Was für Minidisc-Geräte zutrifft, scheint auch für das Gehirn zu gelten. Ein Forschungsteam um Prof. Urs Gerber vom Institut für Hirnforschung der Universität Zürich beschreibt in der Online-Ausgabe der Zeitschrift «Proceedings for the National Academy of Sciences», dass sich das Kurzzeitgedächtnis vor weiteren Informationen schützt, wenn es mit Speichern beschäftigt ist.

Hauptweg ins Kurzzeitgedächtnis

Die Studie von Masahiro Mori, Beat Gähwiler und Urs Gerber untersuchte bei Rattengehirnen vor allem die so genannte CA3-Region. Diese befindet sich im Hippocampus, dem wichtigsten Teil des Kurzzeitgedächtnisses. Einer der Hauptwege in die CA3-Region ist der «Moosfaserpfad». Dieser Nervenstrang führt dem Hippocampus Gedanken und Sinneseindrücke in der Form von elektrischen Impulsen zur weiteren Verarbeitung zu.

Ob eine Information allerdings tatsächlich gespeichert wird, hängt von der Aufmerksamkeit ab, die wir ihr schenken. Entsprechend verhält sich auch der Moosfaserpfad. «Unwichtige» Informationen sind in einer langsameren Frequenz im Gehirn unterwegs und werden vom Moosfaserpfad nicht in die CA3-Region weitergeleitet.

Hochfrequente, also «wichtige» Informationen leitet er hingegen in die Speicherstrukturen der CA3-Region. Das Team um Prof. Gerber hat nun entdeckt, dass dieser Vorgang immer zweiteilig abläuft. Nach dem Senden der Informationen folgen zusätzliche elektrische Impulse, die vorübergehend zu einer Hemmung der Aktivität in der CA3-Region führen.

Nervenzellen in der CA3-Region im Rattengehirn.

Reizüberflutung verhindern

Die Resultate legen nahe, dass dieser Vorgang ein Schutzmechanismus des Gehirns ist. Er verhindert während 30 bis 60 Sekunden, dass die gerade aktiven Verschaltungen im Hippocampus mit zusätzlicher Information überflutet werden. So kann das Gehirn in Ruhe die Informationen in neue Gedächtnisspuren einbrennen. Wird es dabei gestört, kann es nämlich zu Fehlern kommen. «Das ist vergleichbar mit dem Versuch, sich eine Telefonnummer zu merken. Wenn mich gleichzeitig jemand etwas fragt, gelingt es nicht», so Hirnforscher Urs Gerber.

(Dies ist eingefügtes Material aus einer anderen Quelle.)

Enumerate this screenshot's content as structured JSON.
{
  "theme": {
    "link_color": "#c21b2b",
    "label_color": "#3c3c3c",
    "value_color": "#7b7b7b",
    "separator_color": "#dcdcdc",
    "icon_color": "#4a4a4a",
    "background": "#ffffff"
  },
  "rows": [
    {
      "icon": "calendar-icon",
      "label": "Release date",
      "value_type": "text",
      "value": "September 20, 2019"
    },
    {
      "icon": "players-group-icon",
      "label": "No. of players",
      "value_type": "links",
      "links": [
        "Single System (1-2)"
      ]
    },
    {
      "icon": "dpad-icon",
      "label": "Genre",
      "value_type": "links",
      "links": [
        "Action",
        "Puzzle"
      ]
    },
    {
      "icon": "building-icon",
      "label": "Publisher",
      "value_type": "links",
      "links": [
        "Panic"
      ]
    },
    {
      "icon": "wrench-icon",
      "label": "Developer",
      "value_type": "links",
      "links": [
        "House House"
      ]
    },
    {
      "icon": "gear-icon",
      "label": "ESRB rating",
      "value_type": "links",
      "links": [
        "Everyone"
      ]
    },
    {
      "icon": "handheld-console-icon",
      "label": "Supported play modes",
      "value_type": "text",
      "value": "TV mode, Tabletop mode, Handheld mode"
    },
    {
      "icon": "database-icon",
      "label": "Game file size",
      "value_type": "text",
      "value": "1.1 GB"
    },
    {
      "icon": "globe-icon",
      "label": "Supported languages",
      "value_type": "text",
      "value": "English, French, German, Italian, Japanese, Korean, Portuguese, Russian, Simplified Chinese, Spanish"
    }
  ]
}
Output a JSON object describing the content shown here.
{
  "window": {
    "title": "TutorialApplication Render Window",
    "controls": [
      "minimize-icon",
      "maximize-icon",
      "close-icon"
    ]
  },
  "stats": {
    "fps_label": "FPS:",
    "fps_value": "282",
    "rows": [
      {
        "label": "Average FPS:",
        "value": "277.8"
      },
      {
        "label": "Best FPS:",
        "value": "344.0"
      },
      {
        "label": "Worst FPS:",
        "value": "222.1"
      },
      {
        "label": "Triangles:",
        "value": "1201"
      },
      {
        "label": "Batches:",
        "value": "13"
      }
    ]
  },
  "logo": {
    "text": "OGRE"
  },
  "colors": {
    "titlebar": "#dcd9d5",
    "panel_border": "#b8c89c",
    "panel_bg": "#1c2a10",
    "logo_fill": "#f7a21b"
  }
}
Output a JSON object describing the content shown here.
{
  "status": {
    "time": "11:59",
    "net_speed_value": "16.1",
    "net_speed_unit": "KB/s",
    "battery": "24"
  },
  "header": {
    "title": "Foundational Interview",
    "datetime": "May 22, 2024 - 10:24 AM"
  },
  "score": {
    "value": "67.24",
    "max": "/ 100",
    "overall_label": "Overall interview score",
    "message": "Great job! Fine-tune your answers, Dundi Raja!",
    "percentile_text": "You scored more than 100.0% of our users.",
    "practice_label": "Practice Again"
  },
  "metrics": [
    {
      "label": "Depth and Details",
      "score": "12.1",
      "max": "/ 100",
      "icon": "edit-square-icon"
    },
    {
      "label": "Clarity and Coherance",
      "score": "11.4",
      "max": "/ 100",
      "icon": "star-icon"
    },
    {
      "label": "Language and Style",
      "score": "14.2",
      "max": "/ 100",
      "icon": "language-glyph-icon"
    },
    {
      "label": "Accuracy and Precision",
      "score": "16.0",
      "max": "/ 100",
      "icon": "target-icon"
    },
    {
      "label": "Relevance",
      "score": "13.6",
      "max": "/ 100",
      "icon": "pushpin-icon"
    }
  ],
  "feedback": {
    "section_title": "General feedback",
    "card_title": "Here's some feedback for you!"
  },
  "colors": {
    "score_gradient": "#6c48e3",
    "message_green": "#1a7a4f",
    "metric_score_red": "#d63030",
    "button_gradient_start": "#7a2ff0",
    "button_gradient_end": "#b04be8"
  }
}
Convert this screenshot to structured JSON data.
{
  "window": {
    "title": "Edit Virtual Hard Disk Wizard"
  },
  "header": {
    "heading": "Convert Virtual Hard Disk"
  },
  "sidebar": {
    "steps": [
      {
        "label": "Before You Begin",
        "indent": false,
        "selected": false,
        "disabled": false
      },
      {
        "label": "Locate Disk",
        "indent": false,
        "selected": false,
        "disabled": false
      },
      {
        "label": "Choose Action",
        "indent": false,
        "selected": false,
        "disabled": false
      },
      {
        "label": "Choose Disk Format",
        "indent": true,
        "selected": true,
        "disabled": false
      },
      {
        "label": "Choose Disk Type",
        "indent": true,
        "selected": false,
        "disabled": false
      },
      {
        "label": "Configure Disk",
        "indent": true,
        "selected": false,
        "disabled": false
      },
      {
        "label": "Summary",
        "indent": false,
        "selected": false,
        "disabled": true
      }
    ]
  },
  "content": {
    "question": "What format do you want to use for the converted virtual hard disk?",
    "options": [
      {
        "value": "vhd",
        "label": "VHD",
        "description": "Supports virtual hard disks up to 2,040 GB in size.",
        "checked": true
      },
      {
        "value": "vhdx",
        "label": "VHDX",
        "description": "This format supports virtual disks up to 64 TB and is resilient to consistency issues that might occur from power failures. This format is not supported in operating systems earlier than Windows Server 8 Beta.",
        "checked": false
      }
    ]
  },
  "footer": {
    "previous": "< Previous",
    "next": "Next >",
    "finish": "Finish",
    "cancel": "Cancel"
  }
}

Die Erkenntnisse seines Teams gehören zur Grundlagenforschung, dürften aber bei Medizin und Psychologie auf Interesse stossen. Am Institut für Hirnforschung wird man sich in weiteren Projekten nun unter anderem der Frage widmen, wie lange eine solche Speicherung bestehen bleibt und wie andere Hirnteile auf die Informationen im Kurzzeitgedächtnis zugreifen können.